La cour renvoie expressément aux conclusions des parties conformes à leurs plaidoiries, déposées le 14 janvier 2007 pour Monsieur Y... et le 16 janvier suivant pour la société EIFFAGE, pour le développement de leurs moyens respectifs.
MOTIFS DE LA DÉCISION
1. Sur la nullité du licenciement
L'article R 241-51-1 du code du travail dispose que :
" Sauf dans le cas où le maintien du salarié à son poste de travail entraîne un danger immédiat pour la santé ou la sécurité de l'intéressé ou celles des tiers, le médecin du travail ne peut constater l'inaptitude du salarié à son poste de travail qu'après une étude de ce poste et des conditions de travail dans l'entreprise et deux examens médicaux de l'intéressé espacés de deux semaines, accompagnés le cas échéant, des examens complémentaires mentionnés à l'article R 241-52 ".
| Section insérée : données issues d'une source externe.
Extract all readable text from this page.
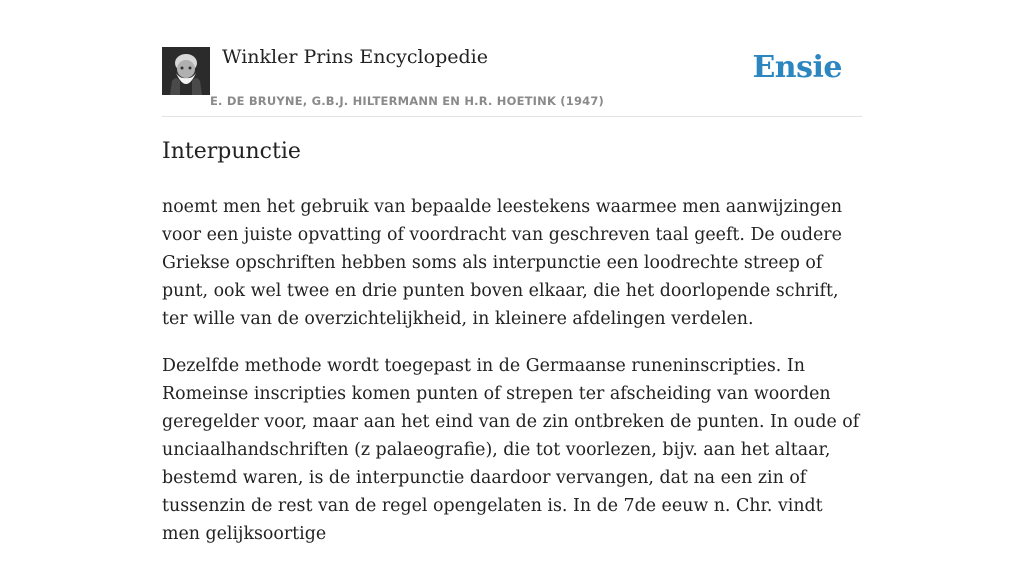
Winkler Prins Encyclopedie
E. DE BRUYNE, G.B.J. HILTERMANN EN H.R. HOETINK (1947)
Ensie
Interpunctie

noemt men het gebruik van bepaalde leestekens waarmee men aanwijzingen voor een juiste opvatting of voordracht van geschreven taal geeft. De oudere Griekse opschriften hebben soms als interpunctie een loodrechte streep of punt, ook wel twee en drie punten boven elkaar, die het doorlopende schrift, ter wille van de overzichtelijkheid, in kleinere afdelingen verdelen.

Dezelfde methode wordt toegepast in de Germaanse runeninscripties. In Romeinse inscripties komen punten of strepen ter afscheiding van woorden geregelder voor, maar aan het eind van de zin ontbreken de punten. In oude of unciaalhandschriften (z palaeografie), die tot voorlezen, bijv. aan het altaar, bestemd waren, is de interpunctie daardoor vervangen, dat na een zin of tussenzin de rest van de regel opengelaten is. In de 7de eeuw n. Chr. vindt men gelijksoortige
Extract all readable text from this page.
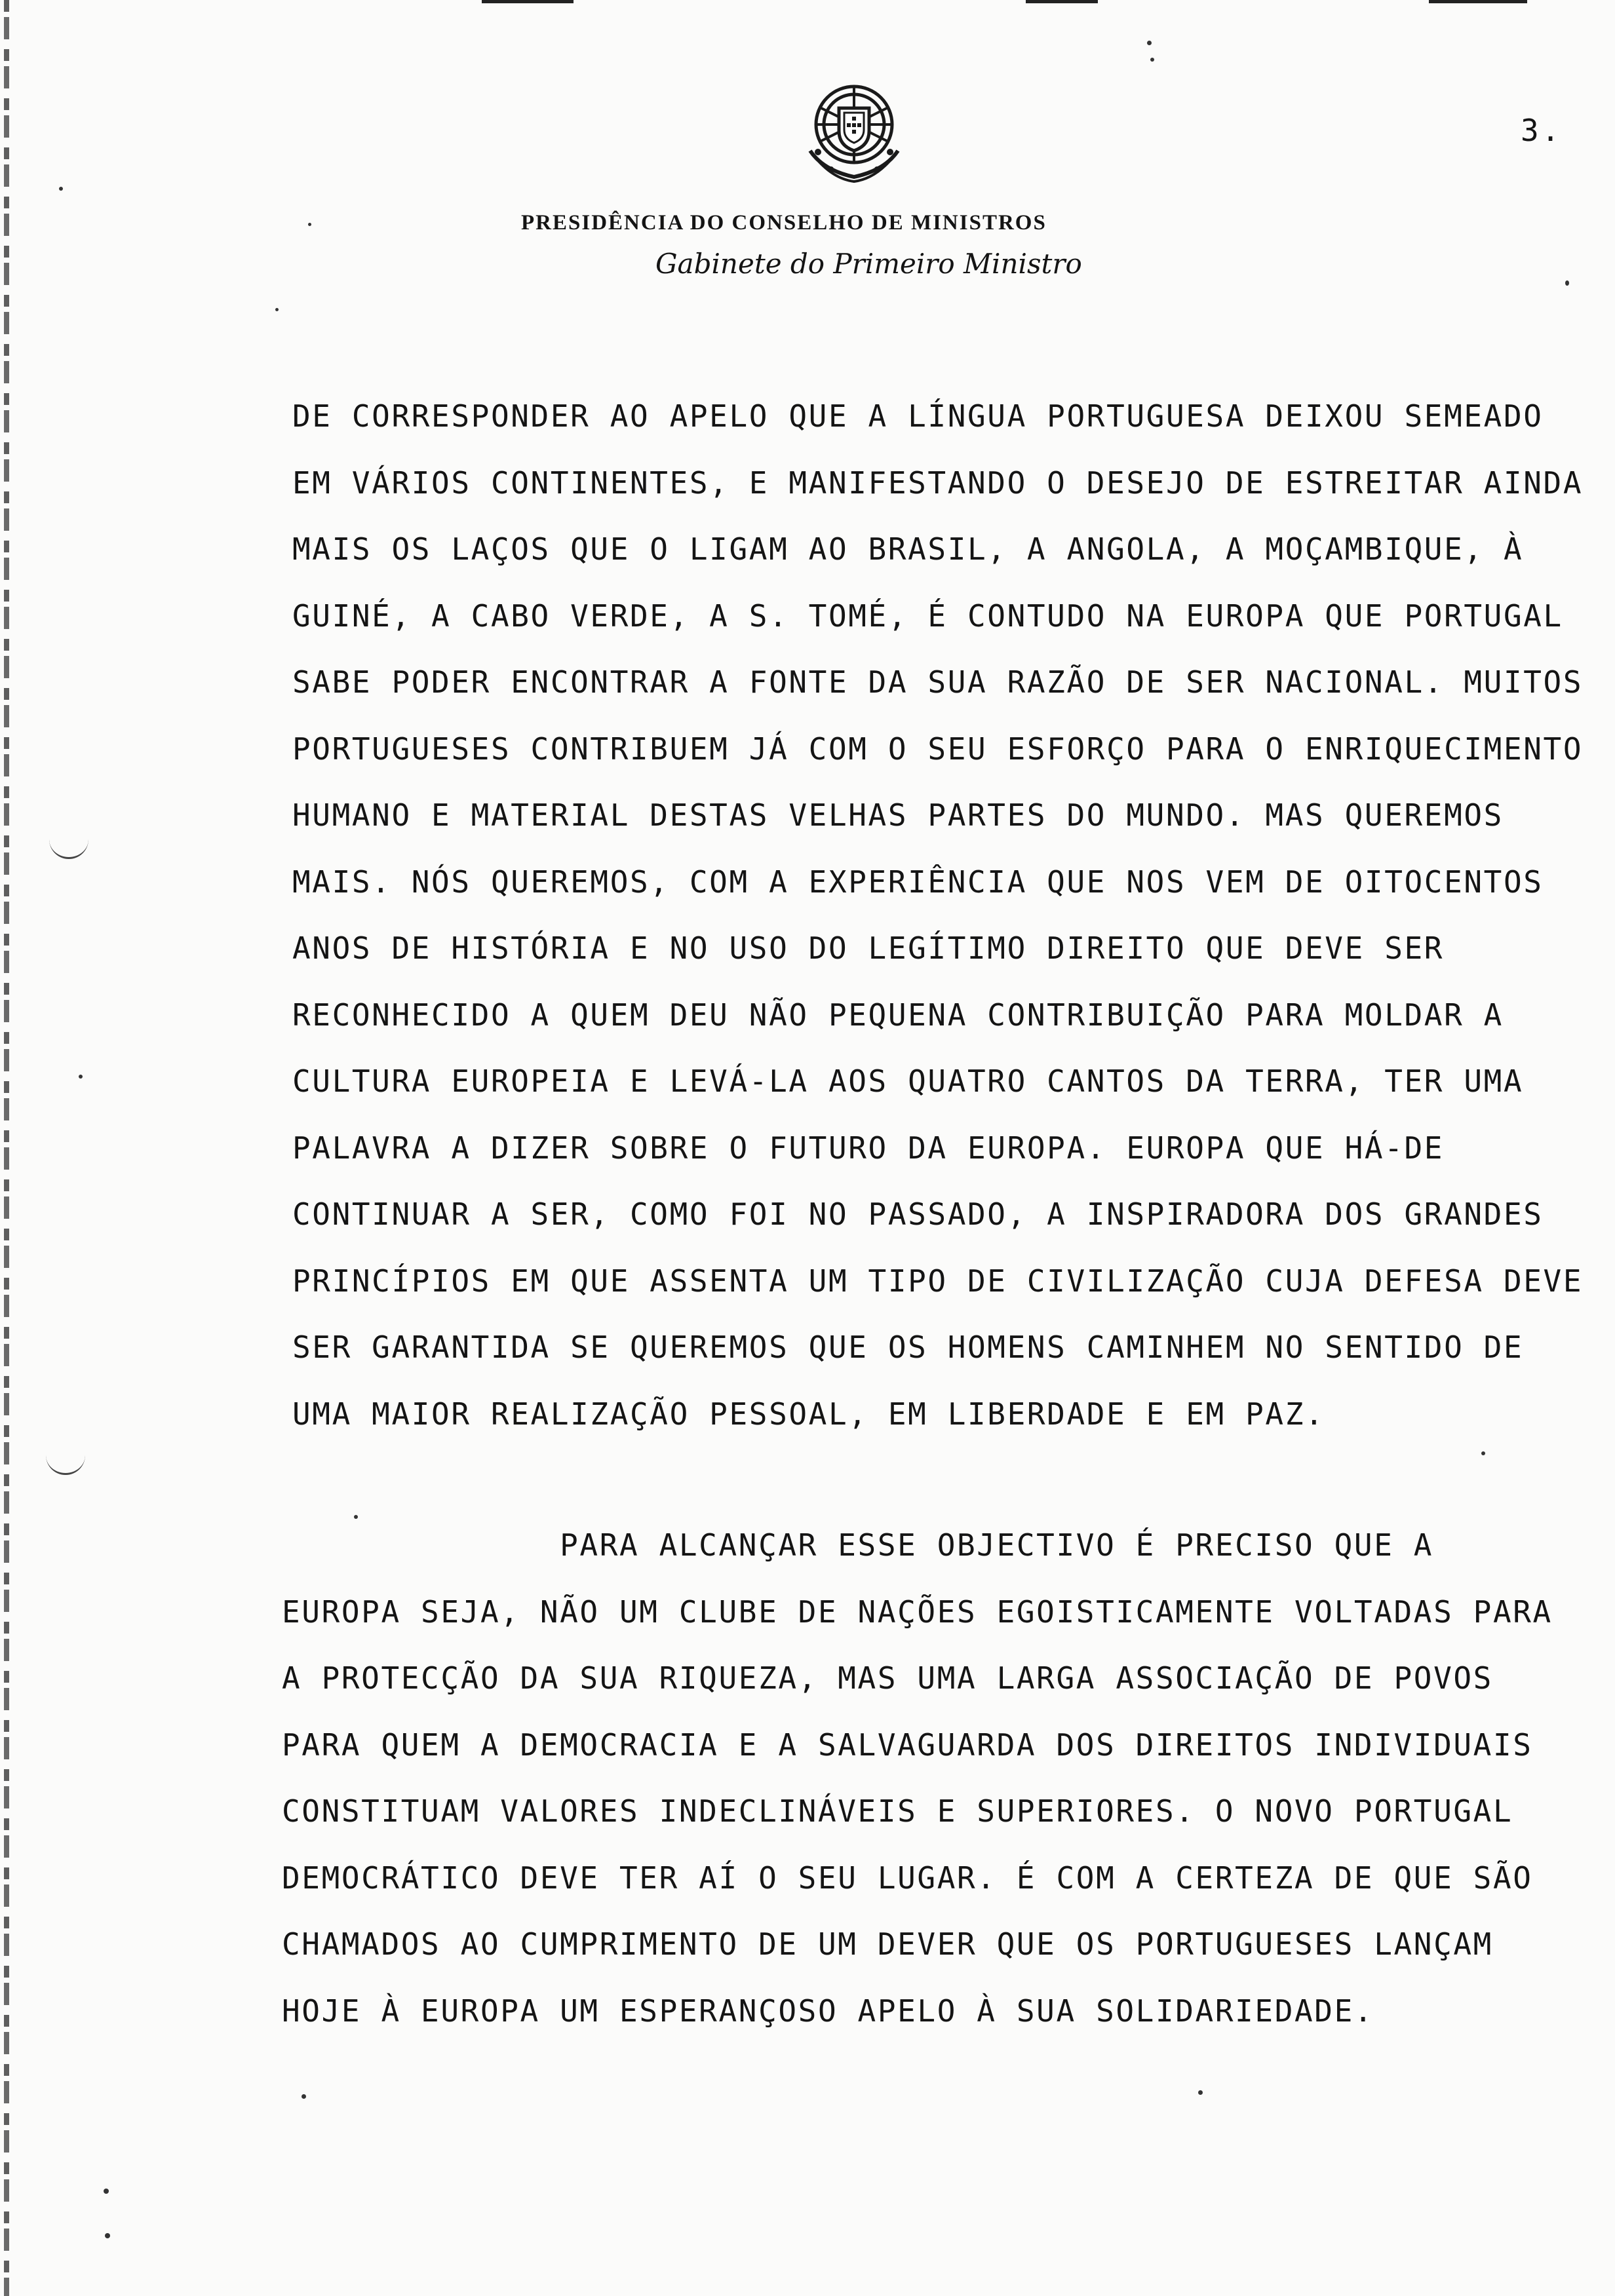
3.
PRESIDÊNCIA DO CONSELHO DE MINISTROS
Gabinete do Primeiro Ministro
DE CORRESPONDER AO APELO QUE A LÍNGUA PORTUGUESA DEIXOU SEMEADO
EM VÁRIOS CONTINENTES, E MANIFESTANDO O DESEJO DE ESTREITAR AINDA
MAIS OS LAÇOS QUE O LIGAM AO BRASIL, A ANGOLA, A MOÇAMBIQUE, À
GUINÉ, A CABO VERDE, A S. TOMÉ, É CONTUDO NA EUROPA QUE PORTUGAL
SABE PODER ENCONTRAR A FONTE DA SUA RAZÃO DE SER NACIONAL. MUITOS
PORTUGUESES CONTRIBUEM JÁ COM O SEU ESFORÇO PARA O ENRIQUECIMENTO
HUMANO E MATERIAL DESTAS VELHAS PARTES DO MUNDO. MAS QUEREMOS
MAIS. NÓS QUEREMOS, COM A EXPERIÊNCIA QUE NOS VEM DE OITOCENTOS
ANOS DE HISTÓRIA E NO USO DO LEGÍTIMO DIREITO QUE DEVE SER
RECONHECIDO A QUEM DEU NÃO PEQUENA CONTRIBUIÇÃO PARA MOLDAR A
CULTURA EUROPEIA E LEVÁ-LA AOS QUATRO CANTOS DA TERRA, TER UMA
PALAVRA A DIZER SOBRE O FUTURO DA EUROPA. EUROPA QUE HÁ-DE
CONTINUAR A SER, COMO FOI NO PASSADO, A INSPIRADORA DOS GRANDES
PRINCÍPIOS EM QUE ASSENTA UM TIPO DE CIVILIZAÇÃO CUJA DEFESA DEVE
SER GARANTIDA SE QUEREMOS QUE OS HOMENS CAMINHEM NO SENTIDO DE
UMA MAIOR REALIZAÇÃO PESSOAL, EM LIBERDADE E EM PAZ.
PARA ALCANÇAR ESSE OBJECTIVO É PRECISO QUE A
EUROPA SEJA, NÃO UM CLUBE DE NAÇÕES EGOISTICAMENTE VOLTADAS PARA
A PROTECÇÃO DA SUA RIQUEZA, MAS UMA LARGA ASSOCIAÇÃO DE POVOS
PARA QUEM A DEMOCRACIA E A SALVAGUARDA DOS DIREITOS INDIVIDUAIS
CONSTITUAM VALORES INDECLINÁVEIS E SUPERIORES. O NOVO PORTUGAL
DEMOCRÁTICO DEVE TER AÍ O SEU LUGAR. É COM A CERTEZA DE QUE SÃO
CHAMADOS AO CUMPRIMENTO DE UM DEVER QUE OS PORTUGUESES LANÇAM
HOJE À EUROPA UM ESPERANÇOSO APELO À SUA SOLIDARIEDADE.
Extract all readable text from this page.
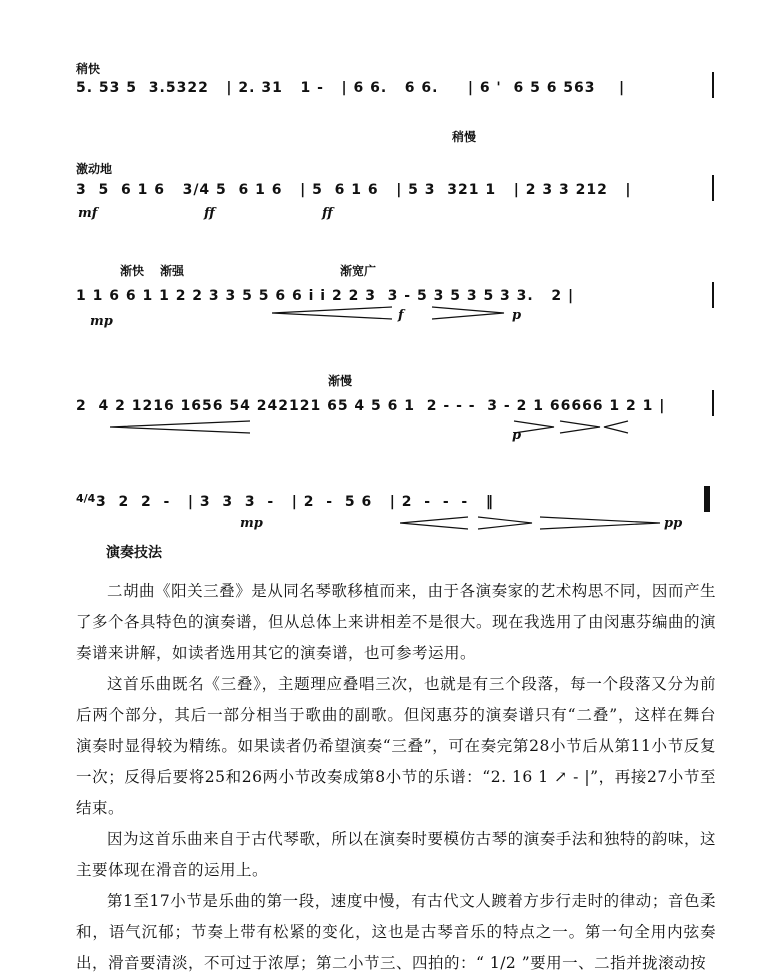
稍快
5. 53 5  3.5322   | 2. 31   1 -   | 6 6.   6 6.     | 6 '  6 5 6 563    |
稍慢
激动地
3  5  6 1 6   3/4 5  6 1 6   | 5  6 1 6   | 5 3  321 1   | 2 3 3 212   |
mf	ff	ff
渐快 渐强	渐宽广
1 1 6 6 1 1 2 2 3 3 5 5 6 6 i i 2 2 3  3 - 5 3 5 3 5 3 3.   2 |
mp	f	p
渐慢
2  4 2 1216 1656 54 242121 65 4 5 6 1  2 - - -  3 - 2 1 66666 1 2 1 |
p
4/4 3  2  2  -   | 3  3  3  -   | 2  -  5 6   | 2  -  -  -   ‖
mp	pp
演奏技法

二胡曲《阳关三叠》是从同名琴歌移植而来，由于各演奏家的艺术构思不同，因而产生了多个各具特色的演奏谱，但从总体上来讲相差不是很大。现在我选用了由闵惠芬编曲的演奏谱来讲解，如读者选用其它的演奏谱，也可参考运用。

这首乐曲既名《三叠》，主题理应叠唱三次，也就是有三个段落，每一个段落又分为前后两个部分，其后一部分相当于歌曲的副歌。但闵惠芬的演奏谱只有“二叠”，这样在舞台演奏时显得较为精练。如果读者仍希望演奏“三叠”，可在奏完第28小节后从第11小节反复一次；反得后要将25和26两小节改奏成第8小节的乐谱：“2. 16 1 ↗ - |”，再接27小节至结束。

因为这首乐曲来自于古代琴歌，所以在演奏时要模仿古琴的演奏手法和独特的韵味，这主要体现在滑音的运用上。

第1至17小节是乐曲的第一段，速度中慢，有古代文人踱着方步行走时的律动；音色柔和，语气沉郁；节奏上带有松紧的变化，这也是古琴音乐的特点之一。第一句全用内弦奏出，滑音要清淡，不可过于浓厚；第二小节三、四拍的：“ 1/2 ”要用一、二指并拢滚动按
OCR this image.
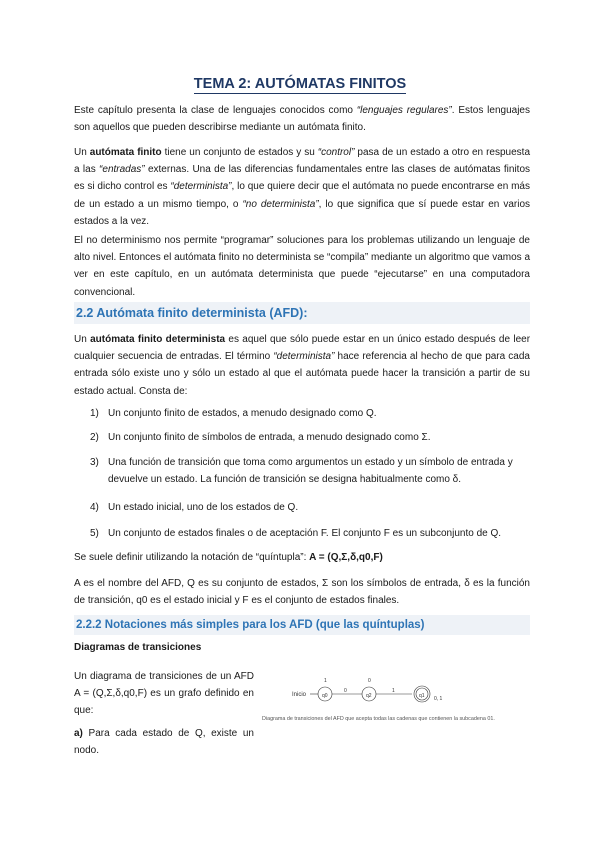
TEMA 2: AUTÓMATAS FINITOS

Este capítulo presenta la clase de lenguajes conocidos como “lenguajes regulares”. Estos lenguajes son aquellos que pueden describirse mediante un autómata finito.

Un autómata finito tiene un conjunto de estados y su “control” pasa de un estado a otro en respuesta a las “entradas” externas. Una de las diferencias fundamentales entre las clases de autómatas finitos es si dicho control es “determinista”, lo que quiere decir que el autómata no puede encontrarse en más de un estado a un mismo tiempo, o “no determinista”, lo que significa que sí puede estar en varios estados a la vez.

El no determinismo nos permite “programar” soluciones para los problemas utilizando un lenguaje de alto nivel. Entonces el autómata finito no determinista se “compila” mediante un algoritmo que vamos a ver en este capítulo, en un autómata determinista que puede “ejecutarse” en una computadora convencional.

2.2 Autómata finito determinista (AFD):

Un autómata finito determinista es aquel que sólo puede estar en un único estado después de leer cualquier secuencia de entradas. El término “determinista” hace referencia al hecho de que para cada entrada sólo existe uno y sólo un estado al que el autómata puede hacer la transición a partir de su estado actual. Consta de:

1) Un conjunto finito de estados, a menudo designado como Q.
2) Un conjunto finito de símbolos de entrada, a menudo designado como Σ.
3) Una función de transición que toma como argumentos un estado y un símbolo de entrada y devuelve un estado. La función de transición se designa habitualmente como δ.
4) Un estado inicial, uno de los estados de Q.
5) Un conjunto de estados finales o de aceptación F. El conjunto F es un subconjunto de Q.

Se suele definir utilizando la notación de “quíntupla”: A = (Q,Σ,δ,q0,F)

A es el nombre del AFD, Q es su conjunto de estados, Σ son los símbolos de entrada, δ es la función de transición, q0 es el estado inicial y F es el conjunto de estados finales.

2.2.2 Notaciones más simples para los AFD (que las quíntuplas)
Diagramas de transiciones

Un diagrama de transiciones de un AFD A = (Q,Σ,δ,q0,F) es un grafo definido en que:

a) Para cada estado de Q, existe un nodo.

Inicio	q0
1
0
q2
0
1
q1 0, 1
Diagrama de transiciones del AFD que acepta todas las cadenas que contienen la subcadena 01.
Ces dispositions renvoient à deux situations possibles à savoir celle du salarié pour lequel la reprise du travail même pendant deux semaines serait susceptible d'aggraver son état et celle de celui qui peut reprendre une activité durant cette même période de temps, sans pour autant menacer sa santé ou celle des tiers.
Il s'ensuit que le médecin du travail qui vise à la fois le dit article et l'urgence se positionne nécessairement et clairement par rapport à la situation de danger immédiat toute autre interprétation revenant à dénaturer le sens de son avis.
Par ailleurs, " le poste proposé " à ce stade de la procédure ne peut s'entendre que de celui qu'avait toujours occupé le salarié, la société n'ayant pas encore effectué la moindre proposition de reclassement à la date du 2 février 2006.
Ainsi, la société EIFFAGE TRAVAUX PUBLICS n'avait pas à exiger une seconde visite de contrôle avant d'engager la procédure de licenciement.
2. Sur la cause réelle et sérieuse
L'article L 122-24-4 du code du travail dispose que " A l'issue des périodes de suspension du contrat de travail consécutives à une maladie ou à un accident, si le salarié est déclaré par le médecin du travail inapte à reprendre l'emploi qu'il occupait précédemment, l'employeur est tenu de lui proposer un autre emploi approprié à ses capacités, compte-tenu des conclusions écrites du médecin du travail et des indications qu'il formule sur l'aptitude du salarié à exercer l'une des tâches existantes dans l'entreprise et aussi comparable que possible à l'emploi précédemment occupé, au besoin, par la mise en oeuvre de mesures telles que mutations ou transformations de poste de travail ".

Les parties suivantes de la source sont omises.